A trusted identification authority is the only means to limit an adversary from introducing Sybil identities in the network, as proven by Douceur in [1]. This method is considered in [20] and [21]. However, this is not a suitable solution for WSNs, because of the cost introduced by public key cryptography. In [22] Sybil Infer is studied, which is a central approach, too. Pairwise key distribution schemes, apply node authentication by associating a sensor identity to a unique key, using symmetric crypto, but unavoidably limit the size of the supported network. Each sensor shares one unique common key with exactly m other nodes, where m is the size of the key ring. Therefore, each sensor can establish a secure link with at most m nodes [7]. The size n of the network can be computed as n = m/p, where p is the probability that any two nodes are connected. To increase the supported network size, a multi-hop range extension is proposed [7]. However, the sensor ID re-broadcast mechanism of the scheme used to reach nodes that are not in the vicinity of a sensor, is done via a non-authenticative manner. This allows an adversary to launch DoS attacks, especially for the case of colluding adversaries that can collect multiple network identities and flood the network with requests [3]. But in this approach, the re-broadcast of the sensor IDs is done without authentication, which can create serious security vulnerabilities with DoS attacks [3]. Therefore the pairwise scheme is not suitable for a large variety of applications, unless flexibility, node additions and limited network size are not an issue. The supported network size is much smaller compared to the basic and the q-composite schemes.
There are several more researches that consider RKD to resist against Sybil attack, none of them uses a currently known scheme like q-composite. According to our best knowledge, most of them introduces a new RKD to improve network resilience against Sybil attack. For example, [15] explains a location-based RKD. Newsome et.al. [19] explain Key Validation Test for random key predistribution. They use a special form of basic scheme that keys are assigned to nodes according to a Pseudo-Random Function.
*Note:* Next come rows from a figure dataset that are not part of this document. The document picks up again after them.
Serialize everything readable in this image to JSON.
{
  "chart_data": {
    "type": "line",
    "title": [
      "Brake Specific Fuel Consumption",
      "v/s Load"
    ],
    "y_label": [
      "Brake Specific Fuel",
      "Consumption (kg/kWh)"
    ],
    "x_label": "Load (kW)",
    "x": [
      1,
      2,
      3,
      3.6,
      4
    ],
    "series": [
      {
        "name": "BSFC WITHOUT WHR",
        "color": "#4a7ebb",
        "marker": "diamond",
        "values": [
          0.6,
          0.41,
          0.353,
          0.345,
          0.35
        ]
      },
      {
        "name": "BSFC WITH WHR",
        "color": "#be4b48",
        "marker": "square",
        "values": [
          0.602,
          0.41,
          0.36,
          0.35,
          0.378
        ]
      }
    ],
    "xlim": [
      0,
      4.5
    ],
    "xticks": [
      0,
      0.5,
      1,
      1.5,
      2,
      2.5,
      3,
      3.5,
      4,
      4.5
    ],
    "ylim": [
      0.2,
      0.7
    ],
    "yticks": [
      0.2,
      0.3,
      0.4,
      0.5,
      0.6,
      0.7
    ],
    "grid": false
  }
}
It is a challenge-response method that each node should prove owning the claimed keys. Unlike our approach, this method discharges network resources. Besides, our approach can be used when the challenge-response test is passed by nodes.
Moore in [16] analyzes [19] and mount an attack to it. Moore shows that [19] is vulnerable against the proposed attack. Finally, he suggests Secure Path Key Revocation to resist against the attack.
[23] proposes a location-aware RKD to stand with Sybil attack. In [14], if a node claims owning a key, that key should exist in the key pool. Also, [18] introduces a new RKD to mitigate the risks of Sybil attack.
V. SUMMARY
In this work we proposed a Sybil detection mechanism that improves the resilience of large WSNs against a variety of adversarial strategies. By applying our method to the q-composite scheme, we are able to support large sensor networks, and minimize the effects of a Sybil attack. We prove this by showing that the number of potentially undetected nodes, is much smaller than that expected number of legitimate neighbors. This makes the attack unsuccessful against its common targets, such as voting schemes that require the majority of the malicious nodes. For future work we plan to extend our analysis for more advanced adversarial strategies, such as the case of the colluding adversarial nodes. We want to test the efficiency of our scheme against those and propose an enhanced defense.
[1] The basic scheme and the q-composite scheme are extensively used in sensor network applications. We can also consider the basic RKD scheme with a few modifications.
[2] B can finish the protocol here and consider A1 and A2 as Sybil nodes. But, there is a very low probability for an error. To be sure, he can now start a resource testing protocol only with the marked neighbors.